At the end of the lesson, students will be able to explain:
- That fossils provide important evidence of how life and environmental conditions have changed.
- That a fossil is the preserved remains or traces of an organism that lived in the past.
- That geologists use radiometric dating to estimate how long ago rocks formed, and to infer the ages of fossils contained within those rocks.
- What is a fossil?
- What was the significance of the fossils found?
- What can scientists learn from studying fossils?
- How does comparing a fossil to existing animals help the scientists better understand the ancient animal?
- Radiometric dating
Students will view several photographs of dinosaur teeth. Have students work in a small group to discuss each tooth. After they discuss the tooth, ask them to draw conclusions about the type of dinosaur that might have that type of tooth. Click on the dinosaur name to see if they predicted the dinosaur correctly. Following the activity, ask the students: What can scientists learn from studying dinosaur bones? How can these be used to classify dinosaurs into different groups? How have animals changed over the years?

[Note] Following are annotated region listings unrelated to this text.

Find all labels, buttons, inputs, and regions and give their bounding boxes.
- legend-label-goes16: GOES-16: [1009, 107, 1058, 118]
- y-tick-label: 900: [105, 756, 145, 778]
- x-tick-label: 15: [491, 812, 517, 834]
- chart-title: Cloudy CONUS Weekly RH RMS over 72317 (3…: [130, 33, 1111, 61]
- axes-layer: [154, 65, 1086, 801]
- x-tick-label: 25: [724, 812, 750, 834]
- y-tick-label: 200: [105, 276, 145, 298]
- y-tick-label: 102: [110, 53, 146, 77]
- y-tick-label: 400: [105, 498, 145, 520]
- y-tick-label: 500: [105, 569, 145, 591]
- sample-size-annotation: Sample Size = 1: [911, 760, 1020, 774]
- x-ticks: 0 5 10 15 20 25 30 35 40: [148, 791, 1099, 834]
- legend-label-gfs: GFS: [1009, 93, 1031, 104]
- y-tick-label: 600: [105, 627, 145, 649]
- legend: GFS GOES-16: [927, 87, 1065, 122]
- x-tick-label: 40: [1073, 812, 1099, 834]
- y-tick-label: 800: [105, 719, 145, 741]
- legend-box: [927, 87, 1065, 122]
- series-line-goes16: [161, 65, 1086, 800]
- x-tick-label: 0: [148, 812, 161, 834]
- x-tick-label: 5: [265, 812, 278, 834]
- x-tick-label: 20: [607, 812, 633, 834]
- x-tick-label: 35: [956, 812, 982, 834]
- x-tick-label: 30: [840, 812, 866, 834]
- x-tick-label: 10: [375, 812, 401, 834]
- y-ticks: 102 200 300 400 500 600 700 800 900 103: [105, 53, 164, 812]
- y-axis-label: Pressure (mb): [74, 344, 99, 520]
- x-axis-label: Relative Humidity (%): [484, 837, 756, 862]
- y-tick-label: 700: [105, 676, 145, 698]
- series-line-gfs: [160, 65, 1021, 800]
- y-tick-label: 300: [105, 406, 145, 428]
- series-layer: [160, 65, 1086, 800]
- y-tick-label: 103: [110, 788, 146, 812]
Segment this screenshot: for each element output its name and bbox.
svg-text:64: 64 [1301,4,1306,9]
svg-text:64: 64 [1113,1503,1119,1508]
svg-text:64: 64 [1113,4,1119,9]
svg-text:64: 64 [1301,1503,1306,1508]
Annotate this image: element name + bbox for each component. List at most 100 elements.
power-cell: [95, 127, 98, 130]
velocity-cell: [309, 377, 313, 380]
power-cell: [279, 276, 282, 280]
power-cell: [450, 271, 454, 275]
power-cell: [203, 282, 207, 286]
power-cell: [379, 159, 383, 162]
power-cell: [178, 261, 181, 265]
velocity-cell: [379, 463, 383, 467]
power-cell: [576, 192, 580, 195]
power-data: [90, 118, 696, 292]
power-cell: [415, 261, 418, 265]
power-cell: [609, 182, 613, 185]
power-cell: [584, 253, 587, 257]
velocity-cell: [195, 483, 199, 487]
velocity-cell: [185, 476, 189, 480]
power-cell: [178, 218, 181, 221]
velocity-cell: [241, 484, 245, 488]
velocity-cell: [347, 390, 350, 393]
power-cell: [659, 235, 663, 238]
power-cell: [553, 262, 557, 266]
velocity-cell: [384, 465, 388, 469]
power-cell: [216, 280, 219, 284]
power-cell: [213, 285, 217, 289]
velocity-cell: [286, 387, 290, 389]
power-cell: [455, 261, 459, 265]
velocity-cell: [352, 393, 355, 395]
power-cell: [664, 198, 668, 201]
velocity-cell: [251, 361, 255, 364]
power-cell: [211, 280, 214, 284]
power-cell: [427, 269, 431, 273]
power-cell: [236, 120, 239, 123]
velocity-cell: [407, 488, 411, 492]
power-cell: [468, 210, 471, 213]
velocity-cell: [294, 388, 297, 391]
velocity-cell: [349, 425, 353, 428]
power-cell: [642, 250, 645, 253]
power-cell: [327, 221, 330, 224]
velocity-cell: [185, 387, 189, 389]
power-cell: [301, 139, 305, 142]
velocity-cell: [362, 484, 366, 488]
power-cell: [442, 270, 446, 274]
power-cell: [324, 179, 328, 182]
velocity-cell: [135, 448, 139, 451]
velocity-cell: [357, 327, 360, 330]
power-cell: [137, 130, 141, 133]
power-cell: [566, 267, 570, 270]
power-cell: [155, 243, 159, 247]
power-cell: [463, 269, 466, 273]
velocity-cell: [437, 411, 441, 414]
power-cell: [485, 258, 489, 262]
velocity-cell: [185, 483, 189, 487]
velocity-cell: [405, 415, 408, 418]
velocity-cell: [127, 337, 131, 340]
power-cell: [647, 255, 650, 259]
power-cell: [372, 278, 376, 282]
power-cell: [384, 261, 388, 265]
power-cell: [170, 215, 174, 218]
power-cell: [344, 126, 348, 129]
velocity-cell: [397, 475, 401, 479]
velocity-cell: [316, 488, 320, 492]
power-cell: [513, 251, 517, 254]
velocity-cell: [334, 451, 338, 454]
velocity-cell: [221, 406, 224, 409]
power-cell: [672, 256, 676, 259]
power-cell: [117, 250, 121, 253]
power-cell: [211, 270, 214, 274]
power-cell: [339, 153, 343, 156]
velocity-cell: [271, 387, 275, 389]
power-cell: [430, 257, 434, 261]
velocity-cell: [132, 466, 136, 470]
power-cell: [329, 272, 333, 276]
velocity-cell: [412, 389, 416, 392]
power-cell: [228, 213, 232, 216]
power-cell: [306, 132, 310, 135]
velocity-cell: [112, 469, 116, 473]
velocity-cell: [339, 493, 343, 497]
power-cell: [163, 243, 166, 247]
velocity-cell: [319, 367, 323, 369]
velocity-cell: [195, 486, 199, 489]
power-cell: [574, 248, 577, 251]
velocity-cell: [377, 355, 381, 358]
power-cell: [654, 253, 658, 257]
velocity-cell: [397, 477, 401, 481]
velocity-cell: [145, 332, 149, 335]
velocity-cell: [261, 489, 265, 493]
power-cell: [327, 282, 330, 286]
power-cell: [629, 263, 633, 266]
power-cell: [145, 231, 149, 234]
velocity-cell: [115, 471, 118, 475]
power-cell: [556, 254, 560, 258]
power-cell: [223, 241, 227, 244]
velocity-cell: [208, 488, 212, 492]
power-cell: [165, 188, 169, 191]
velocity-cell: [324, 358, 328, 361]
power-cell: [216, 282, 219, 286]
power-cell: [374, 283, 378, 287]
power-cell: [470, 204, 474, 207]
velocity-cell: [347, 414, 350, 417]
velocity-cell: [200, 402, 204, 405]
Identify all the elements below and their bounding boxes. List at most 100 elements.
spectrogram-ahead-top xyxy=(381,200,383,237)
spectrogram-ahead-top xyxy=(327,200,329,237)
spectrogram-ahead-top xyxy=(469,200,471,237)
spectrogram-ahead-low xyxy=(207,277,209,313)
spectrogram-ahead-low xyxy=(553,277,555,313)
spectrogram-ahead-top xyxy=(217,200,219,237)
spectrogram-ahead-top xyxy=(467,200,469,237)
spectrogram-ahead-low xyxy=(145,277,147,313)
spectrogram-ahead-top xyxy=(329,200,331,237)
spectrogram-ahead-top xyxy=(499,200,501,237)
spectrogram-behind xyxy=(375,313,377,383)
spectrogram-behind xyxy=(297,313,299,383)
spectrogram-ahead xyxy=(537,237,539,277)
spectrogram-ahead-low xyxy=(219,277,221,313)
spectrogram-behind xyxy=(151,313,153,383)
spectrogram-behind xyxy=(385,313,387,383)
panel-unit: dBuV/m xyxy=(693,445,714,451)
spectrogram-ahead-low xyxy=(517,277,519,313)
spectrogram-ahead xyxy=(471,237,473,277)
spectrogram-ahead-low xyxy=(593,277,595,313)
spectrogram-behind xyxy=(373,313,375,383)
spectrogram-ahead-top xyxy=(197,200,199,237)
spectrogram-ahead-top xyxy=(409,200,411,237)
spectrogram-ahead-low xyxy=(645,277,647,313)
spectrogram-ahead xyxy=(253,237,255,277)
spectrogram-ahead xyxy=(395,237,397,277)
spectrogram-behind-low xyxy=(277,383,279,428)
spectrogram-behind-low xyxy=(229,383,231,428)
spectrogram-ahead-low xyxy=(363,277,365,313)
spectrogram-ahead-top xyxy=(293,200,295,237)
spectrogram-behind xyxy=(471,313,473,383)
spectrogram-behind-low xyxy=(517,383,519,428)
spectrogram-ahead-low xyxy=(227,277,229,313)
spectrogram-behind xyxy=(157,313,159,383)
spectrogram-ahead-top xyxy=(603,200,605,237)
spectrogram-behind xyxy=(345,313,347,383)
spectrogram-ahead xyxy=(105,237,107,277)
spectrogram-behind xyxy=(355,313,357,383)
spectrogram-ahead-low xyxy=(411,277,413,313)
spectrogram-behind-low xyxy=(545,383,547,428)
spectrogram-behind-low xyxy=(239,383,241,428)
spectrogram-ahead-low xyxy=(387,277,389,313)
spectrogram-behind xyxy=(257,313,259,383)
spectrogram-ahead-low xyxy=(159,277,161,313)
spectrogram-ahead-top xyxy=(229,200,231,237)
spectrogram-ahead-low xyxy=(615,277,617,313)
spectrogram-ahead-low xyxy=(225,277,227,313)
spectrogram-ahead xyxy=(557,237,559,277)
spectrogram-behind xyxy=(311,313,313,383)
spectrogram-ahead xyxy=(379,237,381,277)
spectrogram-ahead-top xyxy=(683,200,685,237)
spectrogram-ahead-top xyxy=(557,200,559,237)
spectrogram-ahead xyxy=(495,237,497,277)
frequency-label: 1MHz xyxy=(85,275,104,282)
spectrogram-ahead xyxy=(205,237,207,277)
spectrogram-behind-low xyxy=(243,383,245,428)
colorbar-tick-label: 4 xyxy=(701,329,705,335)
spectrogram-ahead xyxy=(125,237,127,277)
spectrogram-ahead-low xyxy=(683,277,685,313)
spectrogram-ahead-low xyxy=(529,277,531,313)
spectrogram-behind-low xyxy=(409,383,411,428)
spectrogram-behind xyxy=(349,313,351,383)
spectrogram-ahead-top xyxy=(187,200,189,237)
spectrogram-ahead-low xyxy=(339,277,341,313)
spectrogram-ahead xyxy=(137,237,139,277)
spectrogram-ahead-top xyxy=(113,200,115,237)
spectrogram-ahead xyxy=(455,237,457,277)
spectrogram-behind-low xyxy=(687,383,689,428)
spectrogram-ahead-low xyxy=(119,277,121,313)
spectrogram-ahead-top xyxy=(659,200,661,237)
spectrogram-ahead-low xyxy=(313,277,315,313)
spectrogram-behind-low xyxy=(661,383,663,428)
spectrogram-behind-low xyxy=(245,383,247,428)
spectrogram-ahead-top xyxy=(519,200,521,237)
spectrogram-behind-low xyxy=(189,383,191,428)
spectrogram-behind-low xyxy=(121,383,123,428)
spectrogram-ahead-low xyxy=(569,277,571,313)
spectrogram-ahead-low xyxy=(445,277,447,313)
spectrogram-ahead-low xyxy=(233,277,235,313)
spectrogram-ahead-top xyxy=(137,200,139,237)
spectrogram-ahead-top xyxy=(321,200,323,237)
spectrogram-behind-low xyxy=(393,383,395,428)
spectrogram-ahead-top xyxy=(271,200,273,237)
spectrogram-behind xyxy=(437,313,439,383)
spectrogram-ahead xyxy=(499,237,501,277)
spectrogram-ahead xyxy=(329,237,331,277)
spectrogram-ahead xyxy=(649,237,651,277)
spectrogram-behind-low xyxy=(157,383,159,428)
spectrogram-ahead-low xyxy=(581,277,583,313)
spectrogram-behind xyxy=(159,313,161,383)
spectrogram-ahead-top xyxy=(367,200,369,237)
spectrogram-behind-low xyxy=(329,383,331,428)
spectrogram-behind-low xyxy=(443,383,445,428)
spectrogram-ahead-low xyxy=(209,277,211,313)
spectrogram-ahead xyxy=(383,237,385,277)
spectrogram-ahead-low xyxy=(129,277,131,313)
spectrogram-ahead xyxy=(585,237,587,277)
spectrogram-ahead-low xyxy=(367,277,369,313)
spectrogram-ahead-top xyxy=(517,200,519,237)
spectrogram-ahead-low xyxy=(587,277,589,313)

Students will view the NC Science Now video Digging Dinos. After viewing the video, students should answer the questions on the attached PDF, either individually or in small groups.
Following the video, students will research various other ways of dating Earth and fossils, including relative and radiometric dating methods.
In the video, the paleontologist discovered the new fossils by looking in the area. Explain that technology is helping scientists to find these fossils. Have the students watch the NC Science Now Video Dinosaur GPS. Discuss that the changes that have occurred on Earth including the terrain, temperature, landforms and organisms make it difficult to predict where dinosaurs may be found. Ask: How has the GPS technology helped scientists to locate evidence of changing life forms?
Students will imagine they are a part of a team of paleontologists. They have discovered a new fossil and want to determine its approximate date. Have the students write a paragraph, which suggests a method for determining the date and the strengths and limitations of the method.